Но Ракитского нельзя уже было унять.
— Вы скажете мне‚ — продолжал он, увлекаясь, — что «епископу подобает быти мужем единыя жены»? Знаем, знаем! Ля-ля!
И, забегая передо мною, чтобы я его слушал, жестикулируя пальцами прямо перед моим лицом и сверкая глазами, он продолжал:
— Да, епископу подобает быти мужем единыя жены, а не заводить сеюе гарем, это верно; но это еще вовсе не значит, чтобы он не имел права жениться во второй раз по взаимной любви!
Я заткнул уши и в ужасе выбежал к себе в палисадник.
Мысль о втором браке с Наденькой преследовала меня вот уже второй день и коловоротом сверлила мой мозг.
Я опустился на лавочку и, закрыв лицо ладонями, стал покачиваться всем корпусом из стороны в сторону, как это делает человек, у которого болят зубы.
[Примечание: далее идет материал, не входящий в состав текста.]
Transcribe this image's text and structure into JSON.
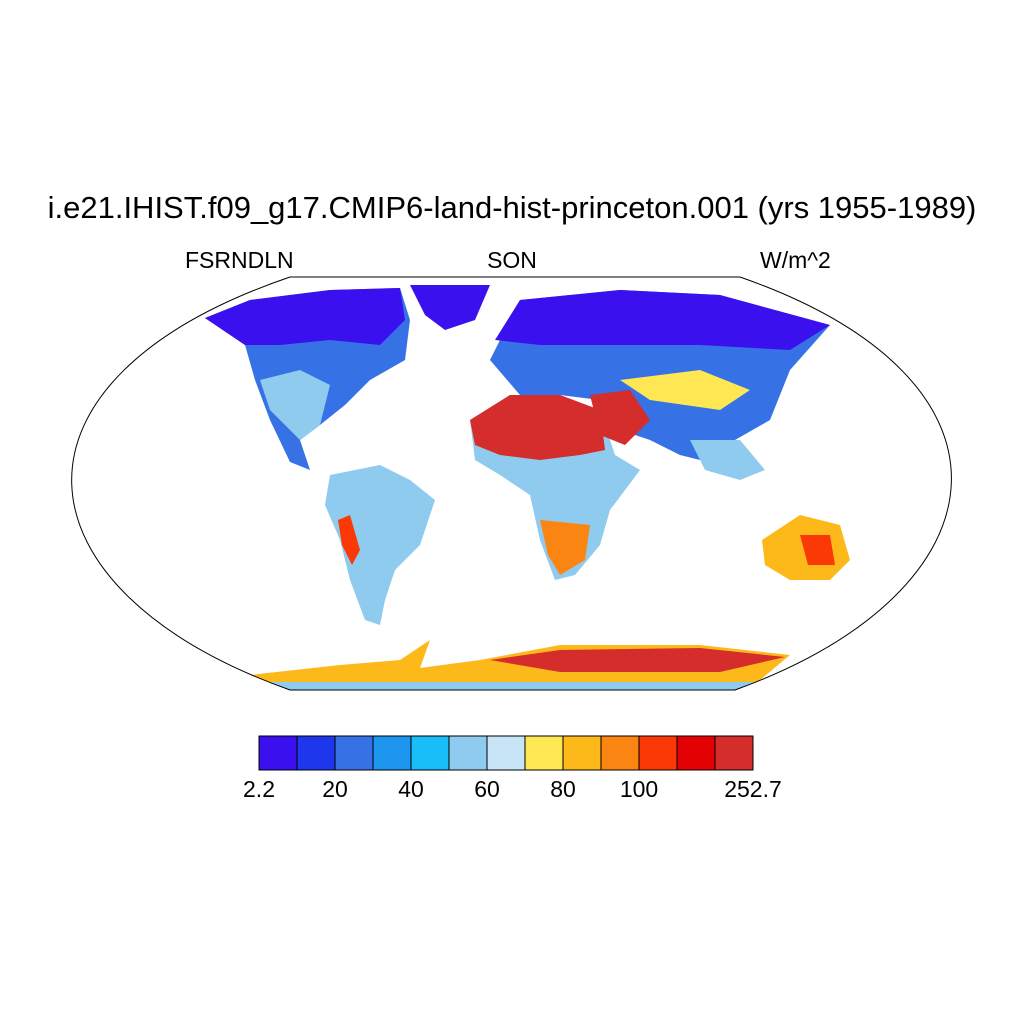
{
  "title": "i.e21.IHIST.f09_g17.CMIP6-land-hist-princeton.001 (yrs 1955-1989)",
  "subtitle_left": "FSRNDLN",
  "subtitle_center": "SON",
  "subtitle_right": "W/m^2",
  "colorbar": {
    "colors": [
      "#3b10ef",
      "#1e36ec",
      "#3672e6",
      "#1e96ef",
      "#19bdf7",
      "#8fcbee",
      "#c8e5f7",
      "#fee753",
      "#fdb91a",
      "#fb8512",
      "#fb3907",
      "#e40104",
      "#d52c2c"
    ],
    "labels": [
      "2.2",
      "20",
      "40",
      "60",
      "80",
      "100",
      "252.7"
    ]
  }
}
Мне хотелось плакать, но слезы не текли у меня из глаз.
— Прощайте, батюшка! — вдруг услышал я позади себя голос Ракитского.
Я обернулся.
По ту сторону палисадника стоял Ракитский, уже не такой, как был во время разговора, а какой-то другой. Точно ребенок. Улыбался и словно просил прощения.
— Прощайте, — ответил я. — Кланяйтесь вашим.
— Лапу!
Я просунул ему руку сквозь палисадник, и он пожал ее.
Мне захотелось вдруг обнять его, поговорить с ним по душам, спросить и его о скорбях, но я не знал, как это начать.